13. Eu égard à ce qui précède, l'intervention de la société Groupama, assureur de la société ABDA, au soutien de conclusions portées devant une juridiction incompétente pour en connaître, est irrecevable et ne peut être admise.
Sur les frais liés à l'instance :
14. Les dispositions de l'article L. 761-1 du code de justice administrative font obstacle à ce qu'une somme soit mise à la charge de la Mutualité sociale agricole des Alpes du nord, qui n'est pas, dans la présente instance, la partie perdante. Il n'y a pas lieu, dans les circonstances de l'espèce, de faire droit aux conclusions des consorts D... et de la société " Au bonheur des arbres ", présentées sur le même fondement. Il y a lieu, en revanche, de mettre à la charge de la société Enedis une somme de 1 500 euros à verser à la Mutualité sociale agricole Alpes du nord en application des dispositions précitées.
DÉCIDE :
Article 1er : L'intervention de la société Groupama n'est pas admise.
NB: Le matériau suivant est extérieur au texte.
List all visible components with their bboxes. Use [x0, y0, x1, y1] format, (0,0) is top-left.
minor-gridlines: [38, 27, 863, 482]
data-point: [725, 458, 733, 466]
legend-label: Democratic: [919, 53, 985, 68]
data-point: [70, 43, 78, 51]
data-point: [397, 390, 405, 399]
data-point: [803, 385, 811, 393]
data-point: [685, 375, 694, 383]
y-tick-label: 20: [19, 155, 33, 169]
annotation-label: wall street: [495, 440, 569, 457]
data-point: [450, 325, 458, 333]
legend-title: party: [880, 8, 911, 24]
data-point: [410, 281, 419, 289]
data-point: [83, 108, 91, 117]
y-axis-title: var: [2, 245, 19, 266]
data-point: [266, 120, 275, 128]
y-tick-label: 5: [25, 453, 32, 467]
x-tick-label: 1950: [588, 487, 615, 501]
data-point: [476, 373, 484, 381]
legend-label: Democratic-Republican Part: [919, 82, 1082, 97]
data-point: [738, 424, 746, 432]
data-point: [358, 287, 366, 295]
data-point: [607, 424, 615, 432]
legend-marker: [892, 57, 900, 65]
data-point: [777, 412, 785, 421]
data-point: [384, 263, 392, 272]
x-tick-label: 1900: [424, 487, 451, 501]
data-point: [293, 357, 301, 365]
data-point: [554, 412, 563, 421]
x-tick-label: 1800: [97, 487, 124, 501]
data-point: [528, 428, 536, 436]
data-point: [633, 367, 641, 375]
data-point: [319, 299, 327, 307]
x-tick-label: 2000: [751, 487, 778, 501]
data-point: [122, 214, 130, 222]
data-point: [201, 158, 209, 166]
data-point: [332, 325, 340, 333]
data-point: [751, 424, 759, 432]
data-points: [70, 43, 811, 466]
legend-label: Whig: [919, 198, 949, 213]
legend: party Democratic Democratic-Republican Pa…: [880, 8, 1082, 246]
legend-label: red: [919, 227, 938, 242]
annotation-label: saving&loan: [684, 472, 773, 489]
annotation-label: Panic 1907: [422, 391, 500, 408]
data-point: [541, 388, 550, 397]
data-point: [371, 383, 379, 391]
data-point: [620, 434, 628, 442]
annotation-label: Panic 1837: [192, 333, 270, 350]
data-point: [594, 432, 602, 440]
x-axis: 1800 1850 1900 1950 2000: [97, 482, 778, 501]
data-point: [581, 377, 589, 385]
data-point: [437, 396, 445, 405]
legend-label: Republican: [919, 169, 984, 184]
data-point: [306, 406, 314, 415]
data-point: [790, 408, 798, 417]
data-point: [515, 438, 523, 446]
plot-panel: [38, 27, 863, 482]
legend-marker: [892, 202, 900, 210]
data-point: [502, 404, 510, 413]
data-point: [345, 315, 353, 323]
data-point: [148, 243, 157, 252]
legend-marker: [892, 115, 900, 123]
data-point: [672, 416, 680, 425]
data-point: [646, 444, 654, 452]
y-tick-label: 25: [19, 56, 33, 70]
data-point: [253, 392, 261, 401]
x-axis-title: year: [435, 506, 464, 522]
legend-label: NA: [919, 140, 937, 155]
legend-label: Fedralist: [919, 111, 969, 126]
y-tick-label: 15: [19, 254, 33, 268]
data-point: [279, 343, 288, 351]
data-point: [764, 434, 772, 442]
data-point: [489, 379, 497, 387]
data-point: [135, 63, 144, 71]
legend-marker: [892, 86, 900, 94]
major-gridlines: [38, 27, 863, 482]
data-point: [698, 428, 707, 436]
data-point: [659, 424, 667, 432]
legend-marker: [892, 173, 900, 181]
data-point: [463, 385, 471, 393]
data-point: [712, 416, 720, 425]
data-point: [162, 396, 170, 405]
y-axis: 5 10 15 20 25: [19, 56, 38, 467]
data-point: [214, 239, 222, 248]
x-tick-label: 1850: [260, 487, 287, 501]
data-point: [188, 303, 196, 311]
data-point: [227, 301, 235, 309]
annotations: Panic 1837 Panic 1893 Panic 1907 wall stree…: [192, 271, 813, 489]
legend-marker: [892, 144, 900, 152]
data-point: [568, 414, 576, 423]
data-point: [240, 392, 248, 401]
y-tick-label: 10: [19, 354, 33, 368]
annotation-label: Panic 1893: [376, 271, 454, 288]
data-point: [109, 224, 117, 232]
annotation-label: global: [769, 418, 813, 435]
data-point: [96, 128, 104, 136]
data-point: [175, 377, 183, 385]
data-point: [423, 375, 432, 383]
Article 2 : Les articles 3 et 4 du jugement n° 1306991 du 19 décembre 2019 du tribunal administratif de Grenoble sont annulés.
Article 3 : Les conclusions présentées par la société " Au bonheur des arbres " et dirigées contre la société Enedis, et les conclusions présentées par la société Enedis et dirigées contre la société " Au bonheur des arbres " sont rejetées comme ayant été portées devant une juridiction incompétente pour en connaître.
Article 4 : La société Enedis est condamnée à verser à la Mutualité sociale agricole des Alpes du nord la somme de 119 281,23 euros, assortie des intérêts au taux légal à compter du 14 mai 2019. Les intérêts échus à la date du 14 mai 2020 puis à chaque échéance ultérieure produiront eux-mêmes intérêts.
Article 5 : La société Enedis versera à la Mutualité sociale agricole des Alpes du nord la somme de 1 114 euros au titre de l'indemnité forfaitaire de gestion.
Article 6 : La société Enedis versera à la Mutualité sociale agricole des Alpes du nord une somme de 1 500 euros au titre de l'article L. 761-1 du code de justice administrative.
Article 7 : Le jugement n° 1306991 du 19 décembre 2019 du tribunal administratif de Grenoble est réformé en ce qu'il a de contraire au présent arrêt.
Article 8 : Le surplus des conclusions des parties est rejeté.
Article 9 : Le présent arrêt sera notifié à la Mutualité sociale agricole des Alpes du nord, à la société " Au bonheur des arbres ", à M. J... A... B..., à la société Groupama, à la société Enedis, à M. I... D..., à Mme F... H... épouse D..., à Mme G... C... et à M. E... D....
Délibéré après l'audience du 3 février 2022, à laquelle siégeaient :
* M. Pourny, président de chambre,
* M. Gayrard, président assesseur,
* Mme Conesa-Terrade, première conseillère.
Rendu public par mise à disposition au greffe le 2 mars 2022.